核心概念
BEV-CV introduces a novel multi-branch architecture that reduces the domain gap between ground-level and aerial images by extracting semantic features at multiple resolutions and projecting them into a shared representation space, enabling efficient cross-view geo-localization.
摘要
The paper proposes BEV-CV, a novel approach to cross-view geo-localization (CVGL) that aims to reduce the domain gap between ground-level (point-of-view, POV) and aerial images. The key contributions are:
- A multi-branch architecture that extracts semantic features at multiple resolutions from both POV and aerial images, and projects them into a shared representation space for matching.
- Adjustments to benchmark datasets to better represent real-world application scenarios, such as using limited field-of-view (FOV) and road-aligned POV images.
- A focus on improving computational efficiency, reducing query times by 18% and embedding database memory requirements by 33% compared to previous state-of-the-art methods.
The BEV-CV network consists of two main branches:
- The BEV Branch extracts features from the POV images and transforms them into a top-down birds-eye-view (BEV) representation using a multi-scale dense transform.
- The Aerial Branch uses a U-Net architecture to extract features from the aerial images.
The extracted features from both branches are then projected into a shared representation space and matched using a normalized temperature-scaled cross-entropy loss function.
Evaluation on the CVUSA and CVACT datasets shows that BEV-CV achieves state-of-the-art recall accuracies, improving Top-1 rates by 23% and 24% respectively for 70° FOV crops aligned to the vehicle's heading. The authors also demonstrate improved computational efficiency compared to previous works, reducing floating point operations by 6.5% and embedding dimensionality by 33%.
统计
"Cross-view image matching for geo-localisation is a challenging problem due to the significant visual difference between aerial and ground-level viewpoints."

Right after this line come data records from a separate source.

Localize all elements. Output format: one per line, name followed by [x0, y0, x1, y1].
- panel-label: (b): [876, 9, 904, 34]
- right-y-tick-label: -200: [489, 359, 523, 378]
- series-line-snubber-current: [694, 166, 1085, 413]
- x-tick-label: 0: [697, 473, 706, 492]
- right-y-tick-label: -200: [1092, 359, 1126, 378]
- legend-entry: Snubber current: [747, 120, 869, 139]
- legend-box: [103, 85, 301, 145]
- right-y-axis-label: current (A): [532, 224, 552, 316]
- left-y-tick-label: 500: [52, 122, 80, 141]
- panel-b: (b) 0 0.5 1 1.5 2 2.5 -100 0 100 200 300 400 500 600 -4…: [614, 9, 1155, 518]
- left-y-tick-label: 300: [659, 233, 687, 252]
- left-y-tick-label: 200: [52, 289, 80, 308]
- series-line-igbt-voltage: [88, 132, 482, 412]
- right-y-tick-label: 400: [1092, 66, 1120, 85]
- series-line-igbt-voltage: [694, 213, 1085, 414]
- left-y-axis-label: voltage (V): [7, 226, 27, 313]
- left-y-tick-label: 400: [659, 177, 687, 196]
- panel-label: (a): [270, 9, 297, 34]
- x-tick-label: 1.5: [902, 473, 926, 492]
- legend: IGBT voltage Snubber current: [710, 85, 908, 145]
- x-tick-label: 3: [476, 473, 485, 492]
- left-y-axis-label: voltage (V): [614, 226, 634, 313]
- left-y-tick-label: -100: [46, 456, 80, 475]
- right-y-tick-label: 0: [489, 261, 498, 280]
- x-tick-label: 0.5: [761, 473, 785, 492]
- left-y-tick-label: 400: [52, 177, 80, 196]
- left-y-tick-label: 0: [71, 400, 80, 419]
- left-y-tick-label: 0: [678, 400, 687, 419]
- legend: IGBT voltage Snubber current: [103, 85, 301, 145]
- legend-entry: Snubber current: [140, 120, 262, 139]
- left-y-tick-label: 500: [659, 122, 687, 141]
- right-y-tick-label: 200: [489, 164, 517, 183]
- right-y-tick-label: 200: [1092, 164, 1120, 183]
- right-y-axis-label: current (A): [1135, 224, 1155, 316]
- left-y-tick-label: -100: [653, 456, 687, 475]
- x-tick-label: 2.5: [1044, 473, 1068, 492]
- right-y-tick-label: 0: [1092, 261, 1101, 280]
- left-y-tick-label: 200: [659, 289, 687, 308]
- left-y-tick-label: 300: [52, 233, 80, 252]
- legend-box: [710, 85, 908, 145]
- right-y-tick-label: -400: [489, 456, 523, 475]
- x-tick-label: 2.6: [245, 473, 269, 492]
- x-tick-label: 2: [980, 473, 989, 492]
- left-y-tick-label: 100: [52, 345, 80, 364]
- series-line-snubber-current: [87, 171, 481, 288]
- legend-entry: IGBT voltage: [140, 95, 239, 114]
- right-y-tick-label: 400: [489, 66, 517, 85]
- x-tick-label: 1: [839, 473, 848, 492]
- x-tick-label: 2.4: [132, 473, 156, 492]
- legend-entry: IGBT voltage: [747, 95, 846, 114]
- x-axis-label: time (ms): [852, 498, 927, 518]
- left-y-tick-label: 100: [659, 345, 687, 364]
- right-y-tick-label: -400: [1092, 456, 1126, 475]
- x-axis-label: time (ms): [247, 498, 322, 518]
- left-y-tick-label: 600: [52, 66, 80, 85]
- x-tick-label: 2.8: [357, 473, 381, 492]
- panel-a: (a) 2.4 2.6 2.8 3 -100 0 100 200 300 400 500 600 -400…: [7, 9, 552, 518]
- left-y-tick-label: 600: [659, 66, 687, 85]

"BEV-CV achieves state-of-the-art recall accuracies, improving Top-1 rates of 70°crops of CVUSA and CVACT by 23% and 24% respectively."
"BEV-CV decreases computational requirements by reducing floating point operations to below previous works, and decreasing embedding dimensionality by 33% - together allowing for faster localisation capabilities."
引用
"BEV-CV achieves state-of-the-art recall accuracies, improving Top-1 rates of 70°crops of CVUSA and CVACT by 23% and 24% respectively."
"BEV-CV decreases computational requirements by reducing floating point operations to below previous works, and decreasing embedding dimensionality by 33% - together allowing for faster localisation capabilities."